Wednesday - 8/27/2014, 9:31am EDT

The Department of Labor's Office of Public Affairs (OPA) spent more than $600,000 on elevator posters, according to documents obtained by the House Oversight and Government Reform Committee.

Chairman Darrell Issa (R-Calif.) says the posters are just one example of "wasteful spending and mismanagement" in the office.

In a letter sent to Labor Secretary Thomas Perez Monday, Issa slams Labor's OPA for "frivolously" spending money on public relations contests, mascots and book clubs.

Issa accuses OPA of violating President Barack Obama's executive order to promote efficient spending.
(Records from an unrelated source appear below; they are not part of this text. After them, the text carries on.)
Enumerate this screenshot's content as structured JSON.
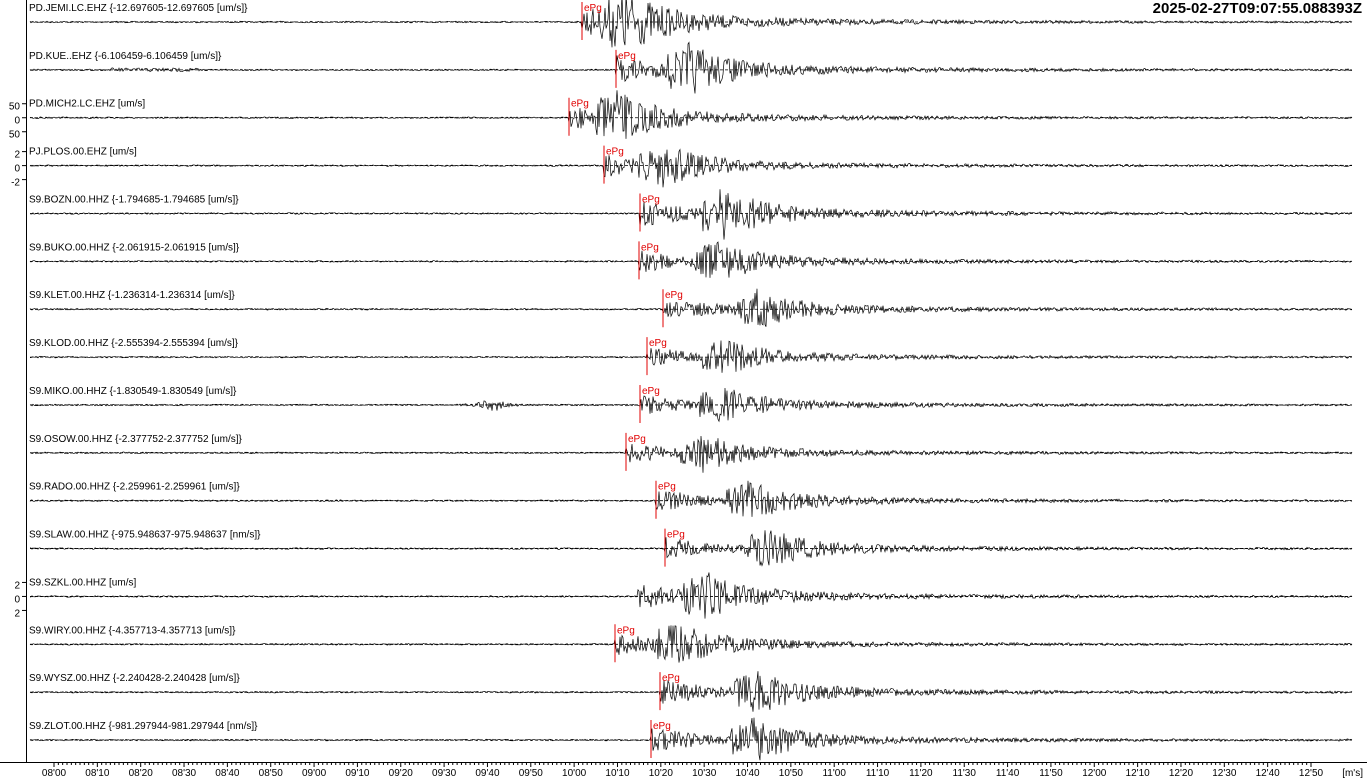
{
  "timestamp": "2025-02-27T09:07:55.088393Z",
  "traces": [
    {
      "label": "PD.JEMI.LC.EHZ {-12.697605-12.697605 [um/s]}",
      "pick": "ePg"
    },
    {
      "label": "PD.KUE..EHZ {-6.106459-6.106459 [um/s]}",
      "pick": "ePg"
    },
    {
      "label": "PD.MICH2.LC.EHZ [um/s]",
      "pick": "ePg",
      "scale": [
        "50",
        "0",
        "50"
      ]
    },
    {
      "label": "PJ.PLOS.00.EHZ [um/s]",
      "pick": "ePg",
      "scale": [
        "2",
        "0",
        "-2"
      ]
    },
    {
      "label": "S9.BOZN.00.HHZ {-1.794685-1.794685 [um/s]}",
      "pick": "ePg"
    },
    {
      "label": "S9.BUKO.00.HHZ {-2.061915-2.061915 [um/s]}",
      "pick": "ePg"
    },
    {
      "label": "S9.KLET.00.HHZ {-1.236314-1.236314 [um/s]}",
      "pick": "ePg"
    },
    {
      "label": "S9.KLOD.00.HHZ {-2.555394-2.555394 [um/s]}",
      "pick": "ePg"
    },
    {
      "label": "S9.MIKO.00.HHZ {-1.830549-1.830549 [um/s]}",
      "pick": "ePg"
    },
    {
      "label": "S9.OSOW.00.HHZ {-2.377752-2.377752 [um/s]}",
      "pick": "ePg"
    },
    {
      "label": "S9.RADO.00.HHZ {-2.259961-2.259961 [um/s]}",
      "pick": "ePg"
    },
    {
      "label": "S9.SLAW.00.HHZ {-975.948637-975.948637 [nm/s]}",
      "pick": "ePg"
    },
    {
      "label": "S9.SZKL.00.HHZ [um/s]",
      "scale": [
        "2",
        "0",
        "2"
      ]
    },
    {
      "label": "S9.WIRY.00.HHZ {-4.357713-4.357713 [um/s]}",
      "pick": "ePg"
    },
    {
      "label": "S9.WYSZ.00.HHZ {-2.240428-2.240428 [um/s]}",
      "pick": "ePg"
    },
    {
      "label": "S9.ZLOT.00.HHZ {-981.297944-981.297944 [nm/s]}",
      "pick": "ePg"
    }
  ],
  "time_axis": {
    "labels": [
      "08'00",
      "08'10",
      "08'20",
      "08'30",
      "08'40",
      "08'50",
      "09'00",
      "09'10",
      "09'20",
      "09'30",
      "09'40",
      "09'50",
      "10'00",
      "10'10",
      "10'20",
      "10'30",
      "10'40",
      "10'50",
      "11'00",
      "11'10",
      "11'20",
      "11'30",
      "11'40",
      "11'50",
      "12'00",
      "12'10",
      "12'20",
      "12'30",
      "12'40",
      "12'50"
    ],
    "unit": "[m's]"
  }
}
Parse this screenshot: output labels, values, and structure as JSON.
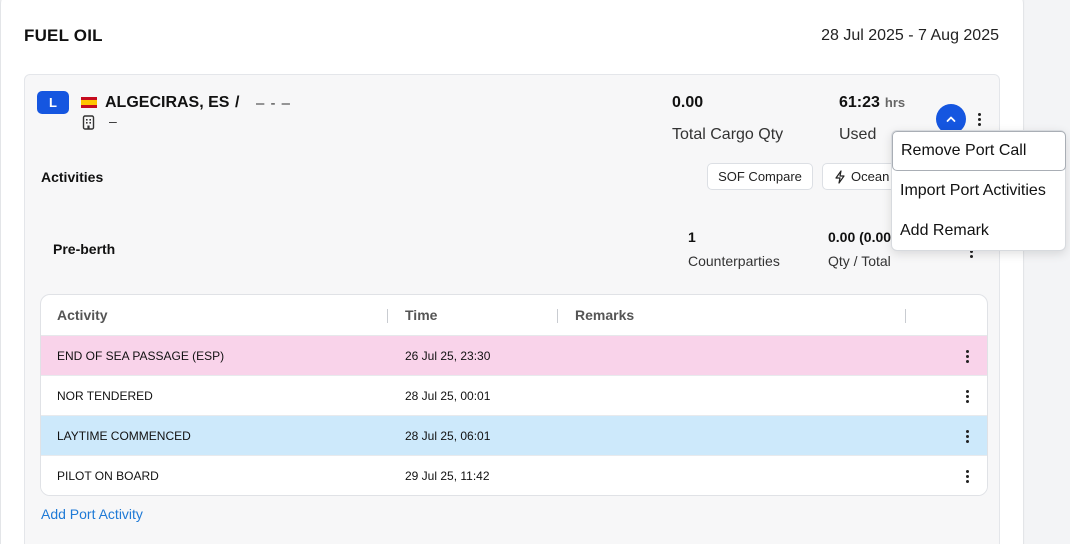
{
  "section": {
    "title": "FUEL OIL",
    "date_range": "28 Jul 2025 - 7 Aug 2025"
  },
  "port_call": {
    "badge": "L",
    "flag_icon": "spain-flag-icon",
    "port_name": "ALGECIRAS, ES",
    "separator": "/",
    "dashes": "– - –",
    "sub_dash": "–",
    "total_cargo_qty": "0.00",
    "total_cargo_qty_label": "Total Cargo Qty",
    "used_value": "61:23",
    "used_unit": "hrs",
    "used_label": "Used"
  },
  "activities": {
    "title": "Activities",
    "sof_compare_label": "SOF Compare",
    "ocean_label": "Ocean"
  },
  "preberth": {
    "title": "Pre-berth",
    "counterparties_value": "1",
    "counterparties_label": "Counterparties",
    "qty_value": "0.00 (0.00",
    "qty_label": "Qty / Total"
  },
  "table": {
    "headers": {
      "activity": "Activity",
      "time": "Time",
      "remarks": "Remarks"
    },
    "rows": [
      {
        "activity": "END OF SEA PASSAGE (ESP)",
        "time": "26 Jul 25, 23:30",
        "remarks": "",
        "bg": "#f9d3ea"
      },
      {
        "activity": "NOR TENDERED",
        "time": "28 Jul 25, 00:01",
        "remarks": "",
        "bg": "#ffffff"
      },
      {
        "activity": "LAYTIME COMMENCED",
        "time": "28 Jul 25, 06:01",
        "remarks": "",
        "bg": "#cde9fb"
      },
      {
        "activity": "PILOT ON BOARD",
        "time": "29 Jul 25, 11:42",
        "remarks": "",
        "bg": "#ffffff"
      }
    ]
  },
  "add_activity_label": "Add Port Activity",
  "menu": {
    "items": [
      "Remove Port Call",
      "Import Port Activities",
      "Add Remark"
    ]
  }
}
Obama signed the order in November 2011, asking agencies to stop using appropriations for items unrelated to their missions.

In response to Issa's letter, Labor defends its spending.

"We are responsible stewards of public funds," a DoL spokesperson told Federal News Radio Wednesday.

According to the letter, Labor's OPA spent nearly $25,000 on entry fees for public relations contests between fiscal 2010 and 2014. The department itself submitted 168 entries to the contests and paid more than $2,300 per application.

Documents obtained by the committee reveal that DoL used part of its budget to hire the Washington Nationals mascot for an agency event. It also spent more than $100,000 to promote a book club.

These instances "raise serious questions about the lack of internal agency spending controls in a time of considerable budget constraints," Issa wrote in the letter.

"Our internal communications efforts make a difference in employee satisfaction, retention and most importantly, performance," the DoL spokesperson said. "Better performance from our employees translates into better value for the public."

Issa requests a number of documents from DoL to be submitted no later than Sept. 8.

The chairman also accuses OPA Senior Adviser Carl Fillichio of using "profane language" against whistleblowers in the office.

"Mr. Fillichio's comments are likely to have a chilling effect on OPA employees' willingness to report fraud, abuse and mismanagement," Issa wrote.

The DoL spokesperson did not comment on Fillichio's actions.